Amaç, Cumhur İttifakı’nın toplumsal desteğindeki erimeyi durdurmak, milliyetçi militarist çevrelerle iktidarını tahkim etmek, ekonomik krizin derin etkilerinin üstünü örtmek, milli çıkarlar adına peşine takılan muhalefeti iyice etkisizleştirip iktidar alternatifi olmaktan çıkarmak.
Milli çıkar yok, tek adam rejiminin ve sermayenin çıkarları var
İktidarın milli çıkarlar adı altında muhalefeti de arkasına aldığı savaşçı ve yayılmacı politikaları salgının, işsizliğin ve yoksulluğun kıskacındaki bu ülkenin halkına hiçbir faydası yok.
Tam aksine, bütçenin özellikle böyle bir salgın döneminde toplumun temel ihtiyaçlarına değil, savaşa ayrılması, savaş harcamalarının yeni vergilerle toplumun sırtına yüklenmesine, yandaş savaş sermayesinin palazlanmasına neden oluyor.
Muhalefetin milli çıkarlar yutturmacasına katılıp, ülkemizi batağa sürükleyen bu savaşçı politikalara destek olmaktan derhal vazgeçmesi gerekiyor. Pekala biliniyor ki, AKP iktidarında milli çıkar söz konusu değildir. Ortada, sadece ülkenin bütün doğal kaynaklarını yerli ve yabancı tekellere, yandaş sermayenin yağmasına açan tek adam rejiminin ve yandaşlarının çıkarları vardır. Toplum ise zorbalıkla susturulmaktadır.

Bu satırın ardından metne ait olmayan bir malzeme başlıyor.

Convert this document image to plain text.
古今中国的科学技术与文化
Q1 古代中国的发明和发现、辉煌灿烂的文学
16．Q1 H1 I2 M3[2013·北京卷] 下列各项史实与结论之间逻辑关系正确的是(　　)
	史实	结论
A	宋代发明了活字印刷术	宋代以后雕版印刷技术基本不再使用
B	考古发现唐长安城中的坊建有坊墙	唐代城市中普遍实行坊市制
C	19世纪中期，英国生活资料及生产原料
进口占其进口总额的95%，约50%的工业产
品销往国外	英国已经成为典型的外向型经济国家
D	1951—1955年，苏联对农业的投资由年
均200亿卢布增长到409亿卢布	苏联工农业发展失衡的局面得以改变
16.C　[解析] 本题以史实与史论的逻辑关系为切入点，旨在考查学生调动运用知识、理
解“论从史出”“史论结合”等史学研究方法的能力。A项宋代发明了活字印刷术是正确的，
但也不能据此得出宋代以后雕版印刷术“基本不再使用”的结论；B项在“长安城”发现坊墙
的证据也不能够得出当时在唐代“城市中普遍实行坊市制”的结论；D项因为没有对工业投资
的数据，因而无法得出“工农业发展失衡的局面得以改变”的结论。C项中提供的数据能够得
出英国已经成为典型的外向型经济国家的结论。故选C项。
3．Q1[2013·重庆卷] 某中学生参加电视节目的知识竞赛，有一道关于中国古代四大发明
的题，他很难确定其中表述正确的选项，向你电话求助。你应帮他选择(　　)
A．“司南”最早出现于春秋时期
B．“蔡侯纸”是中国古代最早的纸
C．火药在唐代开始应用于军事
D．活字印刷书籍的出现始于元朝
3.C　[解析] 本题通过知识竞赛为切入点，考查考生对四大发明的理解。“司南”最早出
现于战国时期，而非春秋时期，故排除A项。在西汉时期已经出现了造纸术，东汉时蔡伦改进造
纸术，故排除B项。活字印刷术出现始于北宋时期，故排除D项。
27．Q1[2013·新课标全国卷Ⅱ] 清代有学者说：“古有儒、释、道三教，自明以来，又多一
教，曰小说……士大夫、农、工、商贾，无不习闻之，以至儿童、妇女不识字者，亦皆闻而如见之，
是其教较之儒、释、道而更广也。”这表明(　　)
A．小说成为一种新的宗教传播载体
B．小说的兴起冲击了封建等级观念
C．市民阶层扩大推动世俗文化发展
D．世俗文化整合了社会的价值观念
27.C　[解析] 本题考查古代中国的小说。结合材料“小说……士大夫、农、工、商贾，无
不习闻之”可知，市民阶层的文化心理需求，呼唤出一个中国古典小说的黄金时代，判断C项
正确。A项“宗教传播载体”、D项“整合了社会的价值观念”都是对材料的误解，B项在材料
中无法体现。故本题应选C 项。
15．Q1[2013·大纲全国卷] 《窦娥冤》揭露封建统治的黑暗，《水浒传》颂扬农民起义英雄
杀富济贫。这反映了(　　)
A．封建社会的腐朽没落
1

Savaşçı yayılmacı dış politikadan vazgeçilmeli
- Tek adam rejimi barışçıl diplomasiyle çözülebilecek olan Ege ve Doğu Akdeniz’deki sorunları bölge halkları için yıkıcı sonuçlar doğuran yayılmacı, Yeni Osmanlıcı, İhvancı politikalarına gerekçe yapmaktan vazgeçmelidir.
- Ülkemizin iç ve dış sorunlarının çözümünde kritik bir öneme sahip olan Kürt sorunu eşit yurttaşlık ve yerel demokrasi temelinde barışçıl çözüme kavuşturulmalıdır.

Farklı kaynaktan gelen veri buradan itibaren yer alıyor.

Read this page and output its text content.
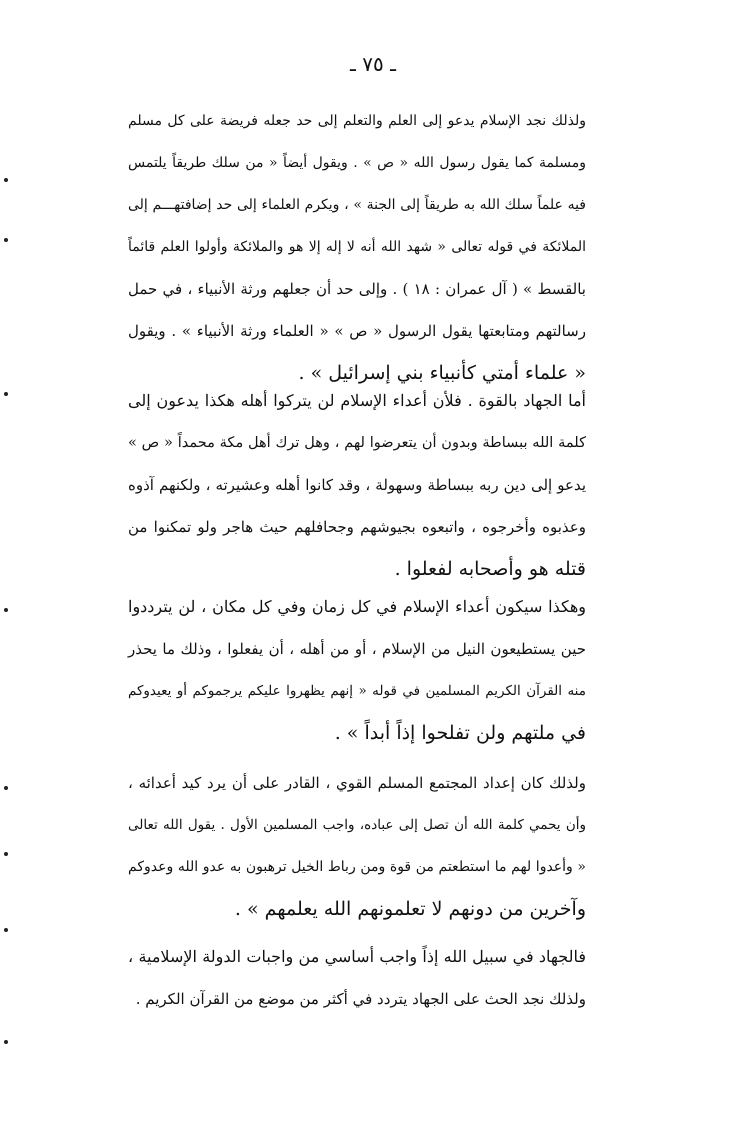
ـ ٧٥ ـ
ولذلك نجد الإسلام يدعو إلى العلم والتعلم إلى حد جعله فريضة على كل مسلم
ومسلمة كما يقول رسول الله « ص » . ويقول أيضاً « من سلك طريقاً يلتمس
فيه علماً سلك الله به طريقاً إلى الجنة » ، ويكرم العلماء إلى حد إضافتهـــم إلى
الملائكة في قوله تعالى « شهد الله أنه لا إله إلا هو والملائكة وأولوا العلم قائماً
بالقسط » ( آل عمران : ١٨ ) . وإلى حد أن جعلهم ورثة الأنبياء ، في حمل
رسالتهم ومتابعتها يقول الرسول « ص » « العلماء ورثة الأنبياء » . ويقول
« علماء أمتي كأنبياء بني إسرائيل » .
أما الجهاد بالقوة . فلأن أعداء الإسلام لن يتركوا أهله هكذا يدعون إلى
كلمة الله ببساطة وبدون أن يتعرضوا لهم ، وهل ترك أهل مكة محمداً « ص »
يدعو إلى دين ربه ببساطة وسهولة ، وقد كانوا أهله وعشيرته ، ولكنهم آذوه
وعذبوه وأخرجوه ، واتبعوه بجيوشهم وجحافلهم حيث هاجر ولو تمكنوا من
قتله هو وأصحابه لفعلوا .
وهكذا سيكون أعداء الإسلام في كل زمان وفي كل مكان ، لن يترددوا
حين يستطيعون النيل من الإسلام ، أو من أهله ، أن يفعلوا ، وذلك ما يحذر
منه القرآن الكريم المسلمين في قوله « إنهم يظهروا عليكم يرجموكم أو يعيدوكم
في ملتهم ولن تفلحوا إذاً أبداً » .
ولذلك كان إعداد المجتمع المسلم القوي ، القادر على أن يرد كيد أعدائه ،
وأن يحمي كلمة الله أن تصل إلى عباده، واجب المسلمين الأول . يقول الله تعالى
« وأعدوا لهم ما استطعتم من قوة ومن رباط الخيل ترهبون به عدو الله وعدوكم
وآخرين من دونهم لا تعلمونهم الله يعلمهم » .
فالجهاد في سبيل الله إذاً واجب أساسي من واجبات الدولة الإسلامية ،
ولذلك نجد الحث على الجهاد يتردد في أكثر من موضع من القرآن الكريم .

- Bütün askeri operasyonlar durdurulmalı, yurttaşların ödediği vergilerden oluşan kaynaklarımız salgınla ve ekonomik krizin yarattığı yoksulluk ve işsizlikle mücadeleye ayrılmalıdır.

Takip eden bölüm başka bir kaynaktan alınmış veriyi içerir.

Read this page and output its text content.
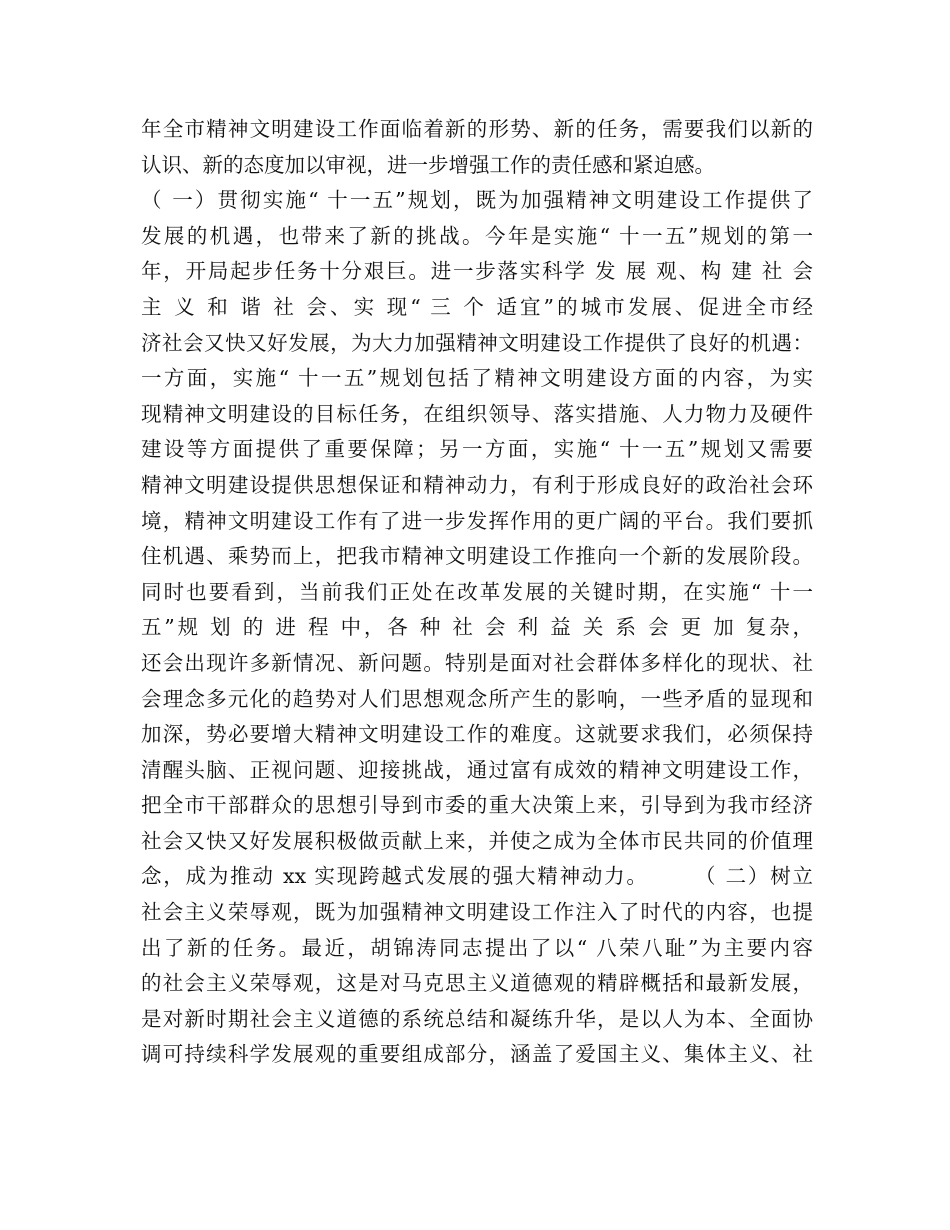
年全市精神文明建设工作面临着新的形势、新的任务，需要我们以新的
认识、新的态度加以审视，进一步增强工作的责任感和紧迫感。
（ 一）贯彻实施“ 十一五”规划，既为加强精神文明建设工作提供了
发展的机遇，也带来了新的挑战。今年是实施“ 十一五”规划的第一
年，开局起步任务十分艰巨。进一步落实科学 发 展 观、构 建 社 会
主 义 和 谐 社 会、实 现“ 三 个 适宜”的城市发展、促进全市经
济社会又快又好发展，为大力加强精神文明建设工作提供了良好的机遇：
一方面，实施“ 十一五”规划包括了精神文明建设方面的内容，为实
现精神文明建设的目标任务，在组织领导、落实措施、人力物力及硬件
建设等方面提供了重要保障；另一方面，实施“ 十一五”规划又需要
精神文明建设提供思想保证和精神动力，有利于形成良好的政治社会环
境，精神文明建设工作有了进一步发挥作用的更广阔的平台。我们要抓
住机遇、乘势而上，把我市精神文明建设工作推向一个新的发展阶段。
同时也要看到，当前我们正处在改革发展的关键时期，在实施“ 十一
五”规 划 的 进 程 中，各 种 社 会 利 益 关 系 会 更 加 复杂，
还会出现许多新情况、新问题。特别是面对社会群体多样化的现状、社
会理念多元化的趋势对人们思想观念所产生的影响，一些矛盾的显现和
加深，势必要增大精神文明建设工作的难度。这就要求我们，必须保持
清醒头脑、正视问题、迎接挑战，通过富有成效的精神文明建设工作，
把全市干部群众的思想引导到市委的重大决策上来，引导到为我市经济
社会又快又好发展积极做贡献上来，并使之成为全体市民共同的价值理
念，成为推动 xx 实现跨越式发展的强大精神动力。　　　（ 二）树立
社会主义荣辱观，既为加强精神文明建设工作注入了时代的内容，也提
出了新的任务。最近，胡锦涛同志提出了以“ 八荣八耻”为主要内容
的社会主义荣辱观，这是对马克思主义道德观的精辟概括和最新发展，
是对新时期社会主义道德的系统总结和凝练升华，是以人为本、全面协
调可持续科学发展观的重要组成部分，涵盖了爱国主义、集体主义、社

Bugün tek adam rejimine karşı halkçı bir seçenek yaratmanın yolu her zamankinden daha fazla barış mücadelesini toplumsallaştırmaktan geçiyor.
Emperyalist müdahalelere, gerici iktidarların bölgesel egemenlik girişimlerine karşı adil, eşit, bütün halkların kardeşçe ve barış içinde yaşadığı bir dünya için verilen mücadele demokrasi mücadelesinden ayrı düşünülemez.
Savaşa ve yayılmacı politikalara tavır almayanların, tek adam rejimi karşısında seçenek oluşturma şansı yoktur.